Juventud Rebelde - Diario de la Juventud Cubana

El bobo de mayo

Autor:

Mileyda Menéndez Dávila

¿Cómo se llama ese malestar que te pone a correr al principio de la primavera?, preguntó una vecina a mi madre, y ella, que me ha escuchado dar la misma respuesta a varias personas por estos días, le soltó el nombre tradicional en el centro de la Isla: el bobo de mayo.

La señora arrugó el ceño de modo despectivo y mi mamá asumió que esperaba una respuesta más científica (para mí eran los efectos del bobo, que también provoca asco y ardor de estómago), así que vino a preguntarme el nombre serio y posibles remedios para su control.
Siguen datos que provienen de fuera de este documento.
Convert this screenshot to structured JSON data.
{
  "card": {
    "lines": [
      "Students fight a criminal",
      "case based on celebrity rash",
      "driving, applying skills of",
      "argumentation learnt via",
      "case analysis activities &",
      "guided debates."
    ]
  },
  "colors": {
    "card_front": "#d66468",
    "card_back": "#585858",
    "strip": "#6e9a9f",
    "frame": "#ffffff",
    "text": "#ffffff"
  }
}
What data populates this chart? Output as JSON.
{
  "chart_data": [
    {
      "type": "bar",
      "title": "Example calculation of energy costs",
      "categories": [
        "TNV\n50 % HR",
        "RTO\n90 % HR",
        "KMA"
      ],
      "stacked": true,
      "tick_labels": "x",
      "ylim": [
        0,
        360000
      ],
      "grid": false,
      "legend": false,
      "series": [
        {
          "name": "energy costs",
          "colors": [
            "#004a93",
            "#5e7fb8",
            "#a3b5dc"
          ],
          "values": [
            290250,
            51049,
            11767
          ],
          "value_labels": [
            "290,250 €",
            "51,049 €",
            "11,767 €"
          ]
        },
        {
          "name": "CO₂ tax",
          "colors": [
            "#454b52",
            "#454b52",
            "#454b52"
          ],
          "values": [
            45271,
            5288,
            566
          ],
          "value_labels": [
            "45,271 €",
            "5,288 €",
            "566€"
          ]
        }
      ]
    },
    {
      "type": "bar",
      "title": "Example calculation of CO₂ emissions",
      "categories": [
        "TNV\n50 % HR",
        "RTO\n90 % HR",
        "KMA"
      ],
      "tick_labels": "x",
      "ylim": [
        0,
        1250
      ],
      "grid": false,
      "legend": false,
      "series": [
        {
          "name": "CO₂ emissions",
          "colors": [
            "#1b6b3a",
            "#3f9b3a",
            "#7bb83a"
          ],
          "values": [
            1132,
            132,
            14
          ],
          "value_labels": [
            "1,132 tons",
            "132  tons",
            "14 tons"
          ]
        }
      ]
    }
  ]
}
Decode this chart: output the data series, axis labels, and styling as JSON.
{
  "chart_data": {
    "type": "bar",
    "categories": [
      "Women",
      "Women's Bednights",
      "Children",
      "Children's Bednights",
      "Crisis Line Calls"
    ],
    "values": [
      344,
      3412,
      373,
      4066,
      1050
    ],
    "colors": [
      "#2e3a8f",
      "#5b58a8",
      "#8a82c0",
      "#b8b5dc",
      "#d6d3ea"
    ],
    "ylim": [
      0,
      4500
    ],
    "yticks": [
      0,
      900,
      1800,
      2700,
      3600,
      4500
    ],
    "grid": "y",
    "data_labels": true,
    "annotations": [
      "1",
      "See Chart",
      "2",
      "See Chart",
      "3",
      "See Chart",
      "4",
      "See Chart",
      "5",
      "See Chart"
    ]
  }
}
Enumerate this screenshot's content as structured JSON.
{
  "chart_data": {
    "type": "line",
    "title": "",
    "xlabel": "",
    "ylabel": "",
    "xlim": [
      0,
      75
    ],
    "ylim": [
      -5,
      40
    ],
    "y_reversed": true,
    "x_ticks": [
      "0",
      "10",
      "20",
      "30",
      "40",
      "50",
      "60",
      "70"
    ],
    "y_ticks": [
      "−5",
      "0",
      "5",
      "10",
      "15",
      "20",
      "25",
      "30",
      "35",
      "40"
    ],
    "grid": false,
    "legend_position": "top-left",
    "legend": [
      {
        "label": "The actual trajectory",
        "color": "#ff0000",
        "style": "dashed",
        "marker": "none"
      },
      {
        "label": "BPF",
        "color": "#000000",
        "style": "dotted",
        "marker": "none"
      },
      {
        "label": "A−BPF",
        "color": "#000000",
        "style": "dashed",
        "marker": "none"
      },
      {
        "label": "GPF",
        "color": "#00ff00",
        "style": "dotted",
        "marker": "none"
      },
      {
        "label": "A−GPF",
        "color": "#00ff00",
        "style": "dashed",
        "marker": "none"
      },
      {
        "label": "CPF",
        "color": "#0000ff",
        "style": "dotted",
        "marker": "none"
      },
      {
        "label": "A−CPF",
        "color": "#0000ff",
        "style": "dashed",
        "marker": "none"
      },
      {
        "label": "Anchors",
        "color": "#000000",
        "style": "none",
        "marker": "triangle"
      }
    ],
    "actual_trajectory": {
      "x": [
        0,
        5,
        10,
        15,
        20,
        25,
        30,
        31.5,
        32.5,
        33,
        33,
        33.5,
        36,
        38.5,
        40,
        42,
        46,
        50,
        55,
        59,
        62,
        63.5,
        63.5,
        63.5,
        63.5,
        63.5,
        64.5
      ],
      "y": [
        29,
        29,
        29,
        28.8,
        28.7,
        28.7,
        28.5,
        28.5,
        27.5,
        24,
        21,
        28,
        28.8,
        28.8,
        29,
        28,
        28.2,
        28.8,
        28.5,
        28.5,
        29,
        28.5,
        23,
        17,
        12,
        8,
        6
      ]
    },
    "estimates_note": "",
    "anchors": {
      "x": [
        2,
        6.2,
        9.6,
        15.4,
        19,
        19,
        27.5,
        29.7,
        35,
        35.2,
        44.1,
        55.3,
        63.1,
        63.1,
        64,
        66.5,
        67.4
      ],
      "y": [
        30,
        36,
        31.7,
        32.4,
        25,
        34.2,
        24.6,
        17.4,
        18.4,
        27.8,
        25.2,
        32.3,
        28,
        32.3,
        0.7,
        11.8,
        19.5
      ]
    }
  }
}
Cuando regresó para hablarle de EDA (Enfermedad Diarreica Aguda), ya la mujer no estaba en el portal, pero otra vecina acaparó la charla, convencida de que ese mismo mal lo tenían su sobrino y otras personas en su empresa.

¡Eso entra por la boca!, explicó una veterana, y recordó que su abuela hervía el agua después de cada aguacero de mayo, aunque viniera clorada del acueducto, porque los manantiales se revuelven y con estos calores muchas bacterias se dan el gusto de proliferar.

Igual, nadie se muere de eso, dijo burlón un amigo de paso, y ahí me tocó aclararle que sí, que las diarreas son la tercera causa de muerte natural en el mundo por el nivel de deshidratación que provocan, y aunque en Cuba no son un factor de peso en la mortalidad, sí causan bastantes problemas de ausencia a clases y al trabajo.

Además de la incordia que acarrea una explosiva necesidad de ocupar el baño (peor si no hay uno cerca o ya lo tiene otro apurado), este es un problema de salud que puede irse de las manos con mucha facilidad. Y sí, lo digo literalmente, porque es muy fácil contagiarse con esos patógenos por una mala manipulación de los alimentos o una higiene deficiente por cualquier razón.

La reciente pandemia demostró lo poco dado que somos (la mayoría) a cuidarnos por esa vía, y la irresponsabilidad de quienes venden fritadas, panes y otros productos de consumo
directo en la calle, sin contar los refrescos y jugos elaborados con agua de la pila y el arsenal de justificaciones que esgrimen las cafeterías (estatales y privadas) para fregar con un tilín de detergente o pasar un trapo nada aséptico por mesas y mostradores.

Lo peor de este asunto es que empieza en mayo, pero puede durar hasta el fin del verano. Cuando la lluvia es más frecuente (y ojalá lo sea) el manto freático sube y arrastra muchas de nuestras malas decisiones de vuelta: basura en las calles, redes técnicas de alcantarillado y acueducto sin la adecuada distancia, fosas no atendidas, ríos contaminados, basureros libres para intrusos…

Ríase de las ventosidades si quiere, coma lo que le vendan sin tapar en una esquina, tome agua sin procesar, suba y baje del transporte público sin acudir al gel o el alcohol, atienda a los pequeños sin lavarse las manos...

Al final la vida y la tripa son suyas, es verdad. Pero luego no pregunte por qué a la incómoda y peligrosa EDA alguien la bautizó como el bobo de mayo.